Is there a way to add each result to a row of the dataframe?-CodePudding

I'm working on a method to annotate a text and currently building a function to add each text and its pos to a row on the dataframe.

Text: pos :

apple PROPN be AUX look VERB

import spacy
import pandas as pd

df = pd.DataFrame(columns = ['Text', 'pos'])

def annotate(text):
    nlp = spacy.load("en_core_web_sm")
    doc = nlp(text)

    for token in doc:
        print(token.text, token.pos_) 
        df = df.append({'Text' : 'token.text', 'pos' : 'token.pos_'},  ignore_index = True)

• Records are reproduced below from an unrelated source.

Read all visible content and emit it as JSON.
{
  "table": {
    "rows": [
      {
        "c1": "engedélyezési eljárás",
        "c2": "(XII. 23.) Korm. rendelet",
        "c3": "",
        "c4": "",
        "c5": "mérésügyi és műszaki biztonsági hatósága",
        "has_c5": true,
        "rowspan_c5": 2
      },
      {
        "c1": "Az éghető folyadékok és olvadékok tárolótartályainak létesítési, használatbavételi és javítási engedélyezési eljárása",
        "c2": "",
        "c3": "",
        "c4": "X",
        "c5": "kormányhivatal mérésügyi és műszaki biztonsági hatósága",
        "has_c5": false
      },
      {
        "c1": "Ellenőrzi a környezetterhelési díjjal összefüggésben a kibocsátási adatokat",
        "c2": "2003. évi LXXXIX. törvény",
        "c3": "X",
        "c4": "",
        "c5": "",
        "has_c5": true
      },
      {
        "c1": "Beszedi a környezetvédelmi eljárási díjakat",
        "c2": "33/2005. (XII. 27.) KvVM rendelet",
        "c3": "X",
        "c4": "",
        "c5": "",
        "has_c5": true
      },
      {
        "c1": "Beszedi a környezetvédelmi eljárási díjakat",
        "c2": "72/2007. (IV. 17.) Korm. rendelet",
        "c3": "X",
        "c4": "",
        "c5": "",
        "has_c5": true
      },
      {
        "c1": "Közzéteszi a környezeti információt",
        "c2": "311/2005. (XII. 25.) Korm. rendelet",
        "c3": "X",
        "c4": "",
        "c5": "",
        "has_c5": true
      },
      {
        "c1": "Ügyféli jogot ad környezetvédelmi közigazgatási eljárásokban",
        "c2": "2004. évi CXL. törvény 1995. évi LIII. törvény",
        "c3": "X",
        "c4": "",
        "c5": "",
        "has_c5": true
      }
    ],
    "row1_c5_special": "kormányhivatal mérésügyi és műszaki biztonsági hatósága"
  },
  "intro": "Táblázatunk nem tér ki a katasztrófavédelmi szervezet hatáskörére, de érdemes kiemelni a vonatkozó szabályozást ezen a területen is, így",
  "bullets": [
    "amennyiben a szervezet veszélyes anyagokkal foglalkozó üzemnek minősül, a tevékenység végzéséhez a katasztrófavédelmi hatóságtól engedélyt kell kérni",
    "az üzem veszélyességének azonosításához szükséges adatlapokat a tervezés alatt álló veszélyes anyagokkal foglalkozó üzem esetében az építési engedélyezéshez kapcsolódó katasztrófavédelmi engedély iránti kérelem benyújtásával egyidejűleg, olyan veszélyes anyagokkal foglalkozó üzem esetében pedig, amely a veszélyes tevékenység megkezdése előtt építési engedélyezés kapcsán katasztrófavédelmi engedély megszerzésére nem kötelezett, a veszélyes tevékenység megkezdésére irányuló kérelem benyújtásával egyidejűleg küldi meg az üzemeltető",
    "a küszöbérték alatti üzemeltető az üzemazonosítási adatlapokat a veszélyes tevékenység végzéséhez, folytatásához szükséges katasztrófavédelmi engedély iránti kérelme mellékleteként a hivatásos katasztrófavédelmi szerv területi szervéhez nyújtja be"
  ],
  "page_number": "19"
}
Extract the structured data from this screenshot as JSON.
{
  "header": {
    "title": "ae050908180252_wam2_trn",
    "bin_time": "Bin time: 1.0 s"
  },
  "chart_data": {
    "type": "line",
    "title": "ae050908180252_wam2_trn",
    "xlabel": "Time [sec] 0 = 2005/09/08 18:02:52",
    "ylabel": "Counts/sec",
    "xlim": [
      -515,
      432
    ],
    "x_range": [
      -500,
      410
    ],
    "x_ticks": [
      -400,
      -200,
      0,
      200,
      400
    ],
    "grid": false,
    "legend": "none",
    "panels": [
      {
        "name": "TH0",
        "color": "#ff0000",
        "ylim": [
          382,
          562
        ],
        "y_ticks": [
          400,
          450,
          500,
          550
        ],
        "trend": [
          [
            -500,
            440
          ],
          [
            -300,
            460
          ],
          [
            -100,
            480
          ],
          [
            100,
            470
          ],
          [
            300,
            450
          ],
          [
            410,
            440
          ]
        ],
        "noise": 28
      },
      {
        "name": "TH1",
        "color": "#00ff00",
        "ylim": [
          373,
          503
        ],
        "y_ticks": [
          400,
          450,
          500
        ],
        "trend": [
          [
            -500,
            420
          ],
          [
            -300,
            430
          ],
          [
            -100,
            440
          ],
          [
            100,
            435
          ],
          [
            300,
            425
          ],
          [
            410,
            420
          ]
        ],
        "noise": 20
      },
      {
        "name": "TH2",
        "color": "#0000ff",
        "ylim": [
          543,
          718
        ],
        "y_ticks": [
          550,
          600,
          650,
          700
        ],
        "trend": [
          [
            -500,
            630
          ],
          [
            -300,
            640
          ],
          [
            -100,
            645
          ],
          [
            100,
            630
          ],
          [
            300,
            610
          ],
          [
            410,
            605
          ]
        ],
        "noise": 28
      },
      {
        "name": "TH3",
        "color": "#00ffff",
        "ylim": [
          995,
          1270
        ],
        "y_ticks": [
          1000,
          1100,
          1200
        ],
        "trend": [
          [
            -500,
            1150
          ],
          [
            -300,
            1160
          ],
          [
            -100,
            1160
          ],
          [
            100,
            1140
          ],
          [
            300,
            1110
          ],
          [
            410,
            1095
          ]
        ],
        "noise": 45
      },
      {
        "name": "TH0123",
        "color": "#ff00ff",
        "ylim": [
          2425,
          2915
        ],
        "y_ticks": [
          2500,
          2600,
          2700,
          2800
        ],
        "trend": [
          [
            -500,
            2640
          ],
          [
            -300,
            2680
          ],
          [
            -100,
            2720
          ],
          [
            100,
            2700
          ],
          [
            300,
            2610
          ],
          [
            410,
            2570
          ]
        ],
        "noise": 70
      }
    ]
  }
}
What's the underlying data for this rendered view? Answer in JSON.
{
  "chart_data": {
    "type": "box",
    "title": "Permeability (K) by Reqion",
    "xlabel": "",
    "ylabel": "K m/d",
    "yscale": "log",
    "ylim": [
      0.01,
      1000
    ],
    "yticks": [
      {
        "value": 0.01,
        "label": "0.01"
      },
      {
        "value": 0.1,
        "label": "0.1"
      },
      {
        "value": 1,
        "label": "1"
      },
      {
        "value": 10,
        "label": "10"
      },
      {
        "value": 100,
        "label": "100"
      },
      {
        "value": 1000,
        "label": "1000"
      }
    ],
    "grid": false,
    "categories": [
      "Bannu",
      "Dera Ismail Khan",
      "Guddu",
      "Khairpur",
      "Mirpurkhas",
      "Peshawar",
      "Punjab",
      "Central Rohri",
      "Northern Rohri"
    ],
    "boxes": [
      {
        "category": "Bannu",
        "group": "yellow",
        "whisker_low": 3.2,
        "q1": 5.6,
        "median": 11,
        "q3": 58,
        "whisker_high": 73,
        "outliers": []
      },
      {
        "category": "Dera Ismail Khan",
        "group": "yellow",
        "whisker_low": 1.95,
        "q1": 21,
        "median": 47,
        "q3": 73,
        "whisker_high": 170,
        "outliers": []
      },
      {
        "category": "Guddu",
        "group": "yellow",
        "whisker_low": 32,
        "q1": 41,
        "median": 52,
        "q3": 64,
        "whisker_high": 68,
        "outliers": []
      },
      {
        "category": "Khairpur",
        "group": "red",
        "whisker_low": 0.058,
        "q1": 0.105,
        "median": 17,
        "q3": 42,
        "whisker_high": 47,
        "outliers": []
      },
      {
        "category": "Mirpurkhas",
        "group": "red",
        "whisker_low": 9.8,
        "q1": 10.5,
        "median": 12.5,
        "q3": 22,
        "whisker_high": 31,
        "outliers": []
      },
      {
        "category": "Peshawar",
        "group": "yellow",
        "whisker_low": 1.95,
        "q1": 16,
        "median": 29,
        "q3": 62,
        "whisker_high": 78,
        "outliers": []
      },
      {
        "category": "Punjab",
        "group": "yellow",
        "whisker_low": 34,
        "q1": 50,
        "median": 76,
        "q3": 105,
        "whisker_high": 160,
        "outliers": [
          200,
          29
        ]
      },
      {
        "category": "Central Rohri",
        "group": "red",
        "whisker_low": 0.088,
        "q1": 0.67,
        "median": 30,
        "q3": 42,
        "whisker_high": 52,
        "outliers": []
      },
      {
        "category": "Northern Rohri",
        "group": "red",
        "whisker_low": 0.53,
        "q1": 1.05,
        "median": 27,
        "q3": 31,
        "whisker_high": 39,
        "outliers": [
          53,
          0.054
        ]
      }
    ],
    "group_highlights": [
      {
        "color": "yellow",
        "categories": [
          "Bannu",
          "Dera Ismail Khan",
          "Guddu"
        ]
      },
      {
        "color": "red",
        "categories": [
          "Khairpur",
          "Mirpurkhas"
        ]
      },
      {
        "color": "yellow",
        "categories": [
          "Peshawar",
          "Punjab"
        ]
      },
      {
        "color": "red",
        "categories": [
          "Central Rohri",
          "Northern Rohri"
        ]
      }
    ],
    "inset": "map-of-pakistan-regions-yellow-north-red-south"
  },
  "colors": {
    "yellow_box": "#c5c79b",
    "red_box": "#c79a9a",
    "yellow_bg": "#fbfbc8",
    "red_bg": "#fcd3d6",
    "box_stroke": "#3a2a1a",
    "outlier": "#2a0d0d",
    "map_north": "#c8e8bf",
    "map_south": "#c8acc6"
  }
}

annotate('Apple is looking at buying U.K. startup for $1 billion')

CodePudding user response：

Try collecting the data, THEN creating the dataframe. In general that will run more efficiently than appending rows to an existing dataframe:

def annotate(text):
    nlp = spacy.load("en_core_web_sm")
    doc = nlp(text)

    rows = []
    for token in doc:
        print(token.text, token.pos_)
        rows.append([token.text, token.pos])
    df = pd.DataFrame(rows, columns=['Text', 'pos'])
    return df

then call it using:

df = annotate('Apple is looking at buying U.K. startup for $1 billion')